Minister of Directorate-General of Personnel Administration of the Republic of China
- In office 28 March 2012 – 20 May 2016
- Deputy: Yen Chiu-lai Chang Nien-chung
- Preceded by: Wu Tai-cheng
- Succeeded by: Jay N. Shih

Personal details
- Born: 10 October 1956 (age 69)
- Education: Central Police University (BA, MS) Sam Houston State University (PhD)

= Huang Fu-yuan =

Taiwanese criminologist

Huang Fu-yuan or Frank Huang (黃富源 (Huáng Fùyuán); born 10 October 1956) is a Taiwanese criminologist. He was the Minister of the Directorate-General of Personnel Administration of the Executive Yuan from 28 March 2012 until 20 May 2016.
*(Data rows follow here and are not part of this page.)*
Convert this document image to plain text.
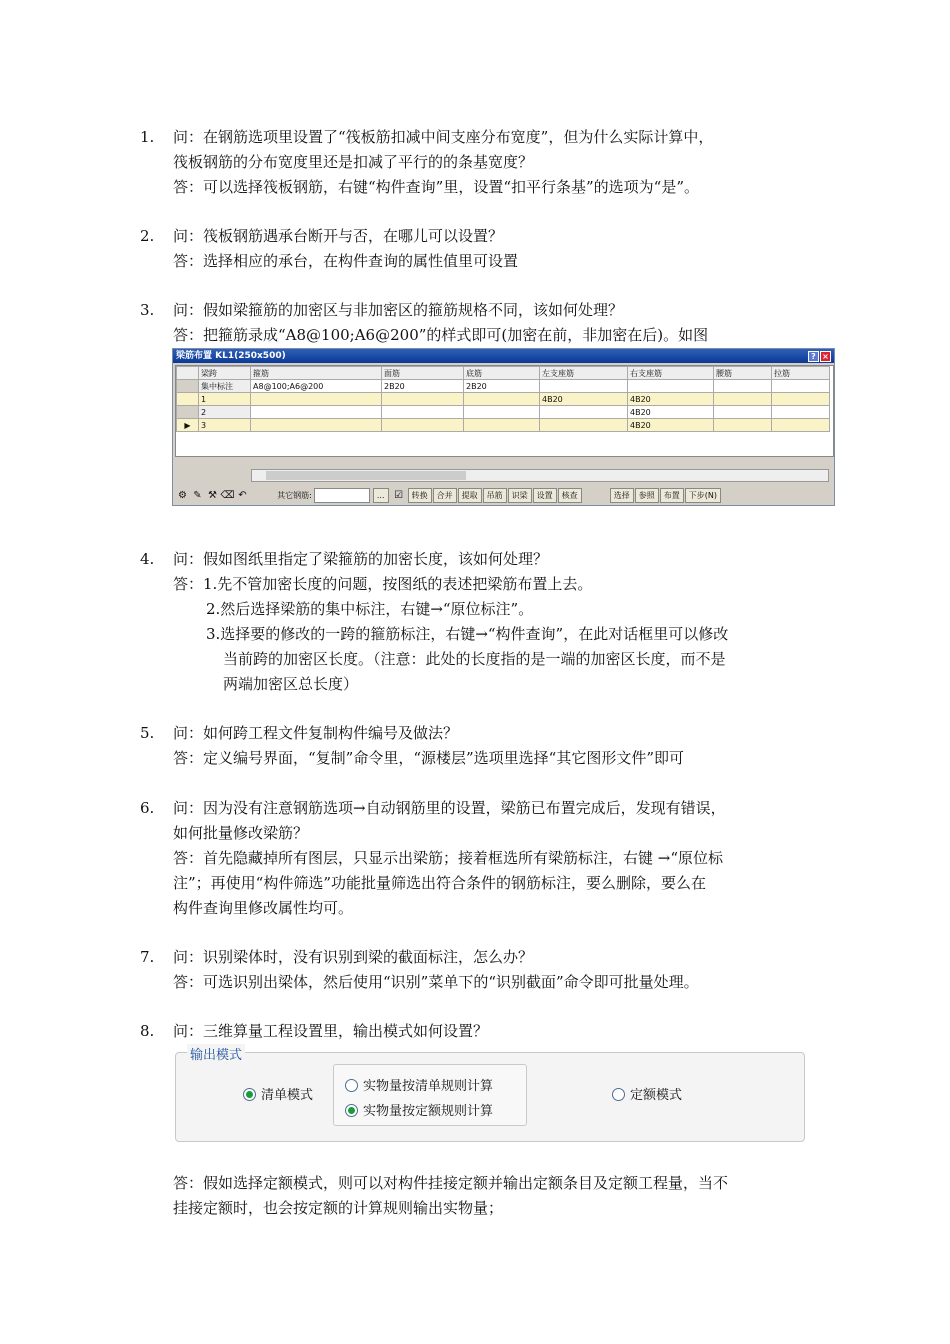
1.	问：在钢筋选项里设置了“筏板筋扣减中间支座分布宽度”，但为什么实际计算中，
筏板钢筋的分布宽度里还是扣减了平行的的条基宽度？
答：可以选择筏板钢筋，右键“构件查询”里，设置“扣平行条基”的选项为“是”。
2.	问：筏板钢筋遇承台断开与否，在哪儿可以设置？
答：选择相应的承台，在构件查询的属性值里可设置
3.	问：假如梁箍筋的加密区与非加密区的箍筋规格不同，该如何处理？
答：把箍筋录成“A8@100;A6@200”的样式即可(加密在前，非加密在后)。如图
梁筋布置 KL1(250x500)	? ×
	梁跨	箍筋	面筋	底筋	左支座筋	右支座筋	腰筋	拉筋
	集中标注	A8@100;A6@200	2B20	2B20				
	1				4B20	4B20		
	2					4B20		
▶	3					4B20		
⚙ ✎ ⚒ ⌫ ↶	其它钢筋:	... ☑ 转换 合并 提取 吊筋 识梁 设置 核查	选择 参照 布置 下步(N)
4.	问：假如图纸里指定了梁箍筋的加密长度，该如何处理？
答：1.先不管加密长度的问题，按图纸的表述把梁筋布置上去。
2.然后选择梁筋的集中标注，右键→“原位标注”。
3.选择要的修改的一跨的箍筋标注，右键→“构件查询”，在此对话框里可以修改
当前跨的加密区长度。（注意：此处的长度指的是一端的加密区长度，而不是
两端加密区总长度）
5.	问：如何跨工程文件复制构件编号及做法？
答：定义编号界面，“复制”命令里，“源楼层”选项里选择“其它图形文件”即可
6.	问：因为没有注意钢筋选项→自动钢筋里的设置，梁筋已布置完成后，发现有错误，
如何批量修改梁筋？
答：首先隐藏掉所有图层，只显示出梁筋；接着框选所有梁筋标注，右键 →“原位标
注”；再使用“构件筛选”功能批量筛选出符合条件的钢筋标注，要么删除，要么在
构件查询里修改属性均可。
7.	问：识别梁体时，没有识别到梁的截面标注，怎么办？
答：可选识别出梁体，然后使用“识别”菜单下的“识别截面”命令即可批量处理。
8.	问：三维算量工程设置里，输出模式如何设置？
输出模式
清单模式
实物量按清单规则计算
实物量按定额规则计算
定额模式
答：假如选择定额模式，则可以对构件挂接定额并输出定额条目及定额工程量，当不
挂接定额时，也会按定额的计算规则输出实物量；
==Early life and education==
Huang was born in Taiwan. He studied criminology at Central Police University, graduating with a bachelor's degree specializing in crime prevention in 1978 and a Master of Science (M.S.) in police administration in 1983. He then completed doctoral studies in the United States, where he earned his Ph.D. in criminal justice from Sam Houston State University in 1993 under criminology professor James W. Marquart. His doctoral dissertation was titled, "A Conceptual Examination of the Determinants of Occupational Attitudes of Jail Personnel to the Republic of China".